Now you want to make the difference between the values visible for interpretation. Therefore click F7 to open the Layer Styling. There you can choose the new Network Centrality Layer and change Single Symbol to Graduated. You must select betweenness as your Value and finally click Classify.

Tip

To make the differences of the values more visible, you can change the Classification Mode from Equal Count (Quantile) to Natural Breaks (Jenks).

Question

Can you identify critical road segments of the city with higher centrality values by looking at the different nodes?
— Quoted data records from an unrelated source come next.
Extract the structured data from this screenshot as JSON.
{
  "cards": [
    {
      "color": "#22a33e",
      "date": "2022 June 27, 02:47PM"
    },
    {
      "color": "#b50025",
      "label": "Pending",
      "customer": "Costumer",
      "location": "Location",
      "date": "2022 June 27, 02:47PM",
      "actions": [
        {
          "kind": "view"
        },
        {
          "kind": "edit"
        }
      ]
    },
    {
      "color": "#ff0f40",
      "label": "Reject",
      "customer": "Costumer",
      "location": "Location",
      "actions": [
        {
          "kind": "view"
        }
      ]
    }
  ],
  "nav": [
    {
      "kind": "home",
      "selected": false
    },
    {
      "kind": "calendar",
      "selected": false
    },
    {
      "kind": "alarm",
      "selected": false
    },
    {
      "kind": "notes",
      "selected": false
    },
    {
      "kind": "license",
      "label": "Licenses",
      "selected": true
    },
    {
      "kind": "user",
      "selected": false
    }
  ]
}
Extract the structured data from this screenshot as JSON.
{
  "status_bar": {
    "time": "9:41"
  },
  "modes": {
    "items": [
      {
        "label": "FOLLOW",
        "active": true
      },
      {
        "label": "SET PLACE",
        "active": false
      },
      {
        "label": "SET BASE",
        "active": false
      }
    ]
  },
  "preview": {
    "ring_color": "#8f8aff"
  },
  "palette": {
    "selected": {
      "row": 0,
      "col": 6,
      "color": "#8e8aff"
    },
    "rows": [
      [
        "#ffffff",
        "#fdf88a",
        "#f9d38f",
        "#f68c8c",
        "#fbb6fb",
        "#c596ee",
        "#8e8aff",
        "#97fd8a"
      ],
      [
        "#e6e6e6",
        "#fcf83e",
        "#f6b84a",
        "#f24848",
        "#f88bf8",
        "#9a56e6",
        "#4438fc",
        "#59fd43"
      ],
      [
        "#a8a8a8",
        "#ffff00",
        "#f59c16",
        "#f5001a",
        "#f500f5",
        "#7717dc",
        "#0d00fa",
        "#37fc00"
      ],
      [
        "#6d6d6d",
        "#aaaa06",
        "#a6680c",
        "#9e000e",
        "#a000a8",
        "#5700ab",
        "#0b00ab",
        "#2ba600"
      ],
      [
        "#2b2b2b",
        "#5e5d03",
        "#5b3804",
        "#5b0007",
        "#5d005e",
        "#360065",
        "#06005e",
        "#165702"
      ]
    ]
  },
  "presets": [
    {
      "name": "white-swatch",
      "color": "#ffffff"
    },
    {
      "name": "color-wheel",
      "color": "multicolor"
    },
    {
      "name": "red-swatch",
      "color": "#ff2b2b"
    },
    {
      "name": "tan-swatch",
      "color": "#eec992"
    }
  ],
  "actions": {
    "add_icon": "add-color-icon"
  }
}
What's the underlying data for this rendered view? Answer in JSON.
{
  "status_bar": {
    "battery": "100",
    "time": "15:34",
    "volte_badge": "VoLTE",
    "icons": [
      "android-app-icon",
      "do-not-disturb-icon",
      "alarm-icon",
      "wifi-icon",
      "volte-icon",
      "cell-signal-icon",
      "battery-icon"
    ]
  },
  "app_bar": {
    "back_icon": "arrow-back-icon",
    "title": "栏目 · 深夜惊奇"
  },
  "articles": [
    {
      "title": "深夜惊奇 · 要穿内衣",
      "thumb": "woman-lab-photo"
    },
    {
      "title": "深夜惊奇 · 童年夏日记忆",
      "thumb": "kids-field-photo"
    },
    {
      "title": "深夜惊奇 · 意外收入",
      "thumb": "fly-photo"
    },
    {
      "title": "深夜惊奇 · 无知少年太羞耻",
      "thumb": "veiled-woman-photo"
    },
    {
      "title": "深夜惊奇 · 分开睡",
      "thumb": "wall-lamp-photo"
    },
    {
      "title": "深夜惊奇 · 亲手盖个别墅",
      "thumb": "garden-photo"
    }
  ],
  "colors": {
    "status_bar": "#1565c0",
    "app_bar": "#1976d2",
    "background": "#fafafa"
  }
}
What does this mean for the infrastructure of Heidelberg?

STEP 3: Betweenness Centrality - After Flood#

In a next step, we want to carry out the same analysis after the flood event in order to determine the impact of the flood on the infrastructure in Heidelberg. To do so, we first have to delete the part of the highways layer that is flooded.

Open the Processing Toolbox and search for Difference. Select the Dissolved layer as the Input Layer and the flood_area layer as the Overlay Layer. Leave all other settings at default. After the calculation you receive a new LineString layer called Difference.

Repeat the analysis from Step 2 to determine the betweenness centrality of the Difference Layer.

Tip

To make the values of the two Point Layers more comparable, right click on your second Network Centrality Layer, choose Styles, Copy Styles and then All Style Categories. Then right click on your first Network Centrality Layer, choose Styles, Paste Styles and then All Style Categories. Now the two layers share the same classification for comparison.

Question

Can you identify new critical road segments of the city with high centrality values? How did the range of the values change due to the flood? How did the flood event influence the infrastructure of Heidelberg in general?